Near the end of this dreadful RoboCop remake, there's a piece of dialogue that defines the whole thing. Samuel L. Jackson unleashes his umpteenth diatribe as right-wing TV host Pat Novak, and drops a motherf***** that's actually bleeped out. That's the king of the MF-bomb being censored (a misplaced attempt at irony) for the sake of a PG-13 remake. And that tells you everything you need to know.
Moviegoers risking a reboot of the 1987 cult classic deserved better than this — 108 minutes of blah action and half-measures.
RoboCop hints at deeper ideas: the illusion of free will, the threat of a robot dystopia, the conflict of security versus freedom. But it never commits to any of these or any other. Instead, it commits to RoboCop looking cool on a motorcycle. That's it.
The truth is, he doesn't even look that cool — not Dark Knight on the Batpod cool. (Note: For part of the film, this RoboCop does wear black.)
As in the original, Detroit detective Alex J. Murphy (played here by Joel Kinnaman) is critically wounded and then he's resurrected, as a 10-percent-man, 90-percent-machine hero. He struggles with emotion and reconnecting with his family, thanks to the work of Dr. Dennett Norton (Gary Oldman), and endures flashbacks of his own violent near-death.
The remake wastes big-name talent in Jackson, Oldman, Michael Keaton and others. Hell, RoboCop will stand as an embarrassment to Jay Baruchel's oeuvre.
We can forgive Kinnaman for acting like a cyborg. As it happens, nearly every actor in the film plays it similarly, but most of the blame falls on director José Padilha and writer Joshua Zetumer. They've constructed a world in 2028 that's lifeless and not at all imaginative.
Director Paul Verhoeven's original wasn't perfect, and the effects have not aged well, but his film had energy, satire and humanity under a cyborg shell.
The remake has all the subtlety of a nuclear bomb, in which the cast is forced to utter lines like "What's more important than the safety of the American people?" and "No red assets have ever been lost." It's largely humorless, certainly wary of Verhoeven's camp. When it goes for emotion, it's manipulative, as in a scene with RoboCop returning to his wife Clara (Abbie Cornish) and son David (John Paul Ruttan) for the first time since his resurrection.
There are a few bright spots. The deadline to have RoboCop ready is amusingly treated like the iPhone 6 release. And in one scene (and only one scene), the filmmakers truly went for broke: Alex asks to see his bodily remains under the suit and Dr. Norton obliges without hesitation.
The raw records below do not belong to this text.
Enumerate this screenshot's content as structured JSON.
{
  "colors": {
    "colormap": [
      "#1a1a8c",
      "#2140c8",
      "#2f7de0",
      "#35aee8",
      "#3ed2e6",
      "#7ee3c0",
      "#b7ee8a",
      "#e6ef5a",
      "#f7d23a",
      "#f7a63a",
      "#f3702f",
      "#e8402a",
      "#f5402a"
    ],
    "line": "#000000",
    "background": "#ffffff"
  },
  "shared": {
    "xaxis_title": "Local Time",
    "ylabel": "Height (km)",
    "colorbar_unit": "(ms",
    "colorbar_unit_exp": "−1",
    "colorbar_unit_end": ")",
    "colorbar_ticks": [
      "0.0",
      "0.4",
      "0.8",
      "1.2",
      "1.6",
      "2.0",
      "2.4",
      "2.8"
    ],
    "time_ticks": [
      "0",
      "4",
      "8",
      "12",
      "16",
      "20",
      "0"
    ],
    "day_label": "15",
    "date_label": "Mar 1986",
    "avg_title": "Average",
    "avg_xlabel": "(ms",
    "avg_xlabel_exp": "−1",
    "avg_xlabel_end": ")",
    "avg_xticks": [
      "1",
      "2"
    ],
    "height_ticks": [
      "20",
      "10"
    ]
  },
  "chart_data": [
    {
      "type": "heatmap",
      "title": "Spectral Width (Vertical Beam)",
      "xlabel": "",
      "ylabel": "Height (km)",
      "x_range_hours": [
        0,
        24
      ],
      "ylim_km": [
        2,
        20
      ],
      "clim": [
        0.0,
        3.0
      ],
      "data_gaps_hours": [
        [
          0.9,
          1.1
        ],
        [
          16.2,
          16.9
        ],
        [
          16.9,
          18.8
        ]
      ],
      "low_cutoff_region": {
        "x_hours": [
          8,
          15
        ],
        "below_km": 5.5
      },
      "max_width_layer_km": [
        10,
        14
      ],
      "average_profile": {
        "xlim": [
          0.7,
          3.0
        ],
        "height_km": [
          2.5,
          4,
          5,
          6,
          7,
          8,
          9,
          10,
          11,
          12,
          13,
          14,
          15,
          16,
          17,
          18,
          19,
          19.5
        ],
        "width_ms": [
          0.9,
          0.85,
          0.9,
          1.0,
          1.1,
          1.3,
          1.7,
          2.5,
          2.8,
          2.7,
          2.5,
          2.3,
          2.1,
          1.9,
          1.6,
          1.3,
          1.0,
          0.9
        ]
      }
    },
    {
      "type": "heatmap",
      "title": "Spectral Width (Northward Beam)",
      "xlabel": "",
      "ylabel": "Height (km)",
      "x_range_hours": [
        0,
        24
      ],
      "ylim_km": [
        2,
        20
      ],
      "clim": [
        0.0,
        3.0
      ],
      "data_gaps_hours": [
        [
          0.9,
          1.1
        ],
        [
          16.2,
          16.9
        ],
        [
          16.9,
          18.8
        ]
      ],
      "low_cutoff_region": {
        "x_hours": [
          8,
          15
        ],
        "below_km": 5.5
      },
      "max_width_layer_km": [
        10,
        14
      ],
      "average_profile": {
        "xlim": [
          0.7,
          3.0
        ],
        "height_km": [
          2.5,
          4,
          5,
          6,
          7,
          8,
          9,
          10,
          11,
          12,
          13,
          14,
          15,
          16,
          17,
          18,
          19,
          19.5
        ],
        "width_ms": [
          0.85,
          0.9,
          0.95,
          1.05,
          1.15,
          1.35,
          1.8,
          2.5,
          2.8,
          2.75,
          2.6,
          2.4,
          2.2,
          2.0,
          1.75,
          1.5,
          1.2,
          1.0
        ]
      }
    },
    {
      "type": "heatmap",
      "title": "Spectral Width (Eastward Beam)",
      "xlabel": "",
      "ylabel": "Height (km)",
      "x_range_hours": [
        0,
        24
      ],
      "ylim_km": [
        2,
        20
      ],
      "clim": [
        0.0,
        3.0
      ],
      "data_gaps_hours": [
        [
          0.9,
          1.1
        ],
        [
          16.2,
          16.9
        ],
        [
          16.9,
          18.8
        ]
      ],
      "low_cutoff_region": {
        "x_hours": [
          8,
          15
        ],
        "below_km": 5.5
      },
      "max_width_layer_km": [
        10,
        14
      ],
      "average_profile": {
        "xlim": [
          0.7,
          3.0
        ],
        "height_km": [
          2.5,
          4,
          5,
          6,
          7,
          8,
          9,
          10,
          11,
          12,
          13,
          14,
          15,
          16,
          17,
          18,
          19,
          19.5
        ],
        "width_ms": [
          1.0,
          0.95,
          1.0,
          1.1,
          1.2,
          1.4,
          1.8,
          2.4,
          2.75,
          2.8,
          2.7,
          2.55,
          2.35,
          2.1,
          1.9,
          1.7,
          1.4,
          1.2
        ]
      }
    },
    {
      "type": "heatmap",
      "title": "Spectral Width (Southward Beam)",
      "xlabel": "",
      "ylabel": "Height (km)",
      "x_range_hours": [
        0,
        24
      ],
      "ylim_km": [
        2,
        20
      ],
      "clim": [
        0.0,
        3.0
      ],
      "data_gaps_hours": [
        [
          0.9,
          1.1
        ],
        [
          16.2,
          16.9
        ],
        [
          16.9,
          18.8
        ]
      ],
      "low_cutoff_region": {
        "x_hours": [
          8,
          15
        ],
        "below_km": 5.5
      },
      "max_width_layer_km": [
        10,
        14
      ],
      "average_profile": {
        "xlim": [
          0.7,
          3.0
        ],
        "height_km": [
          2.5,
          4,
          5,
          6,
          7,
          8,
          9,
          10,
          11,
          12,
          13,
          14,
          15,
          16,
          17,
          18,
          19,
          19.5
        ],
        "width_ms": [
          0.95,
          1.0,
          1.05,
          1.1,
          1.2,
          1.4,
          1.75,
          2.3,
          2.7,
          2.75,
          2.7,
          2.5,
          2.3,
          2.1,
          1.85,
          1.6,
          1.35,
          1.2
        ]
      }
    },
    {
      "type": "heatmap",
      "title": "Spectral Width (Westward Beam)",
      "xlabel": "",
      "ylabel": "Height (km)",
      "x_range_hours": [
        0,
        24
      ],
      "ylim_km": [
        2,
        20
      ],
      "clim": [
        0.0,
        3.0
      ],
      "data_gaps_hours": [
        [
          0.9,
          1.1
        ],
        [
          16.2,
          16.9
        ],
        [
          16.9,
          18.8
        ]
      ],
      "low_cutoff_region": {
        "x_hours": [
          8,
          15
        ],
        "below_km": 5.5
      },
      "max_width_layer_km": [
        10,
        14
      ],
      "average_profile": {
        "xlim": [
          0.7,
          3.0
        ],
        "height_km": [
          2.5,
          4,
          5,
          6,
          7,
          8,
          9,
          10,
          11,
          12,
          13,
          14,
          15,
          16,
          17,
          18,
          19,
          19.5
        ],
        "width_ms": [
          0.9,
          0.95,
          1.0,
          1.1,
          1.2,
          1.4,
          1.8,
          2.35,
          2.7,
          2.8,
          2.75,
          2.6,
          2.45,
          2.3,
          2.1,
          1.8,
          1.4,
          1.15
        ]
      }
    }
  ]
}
What's left of him amounts to much less than anyone could have imagined, displayed gruesomely for Alex and the audience. Nearly everyone in the preview screening shifted uncomfortably.
Unfortunately, the filmmakers didn't go all-in enough.
Oldman has the most character on which to chew as the conflicted doctor, but even the Oscar-nominated actor isn't given much to work with. Raymond Sellars (Keaton), the owner of OmniCorp, is the one pushing the doctor to get RoboCop ready for the public.
"People don't know what they want until you show them," Raymond assures him.
That's probably what RoboCop's producers were thinking.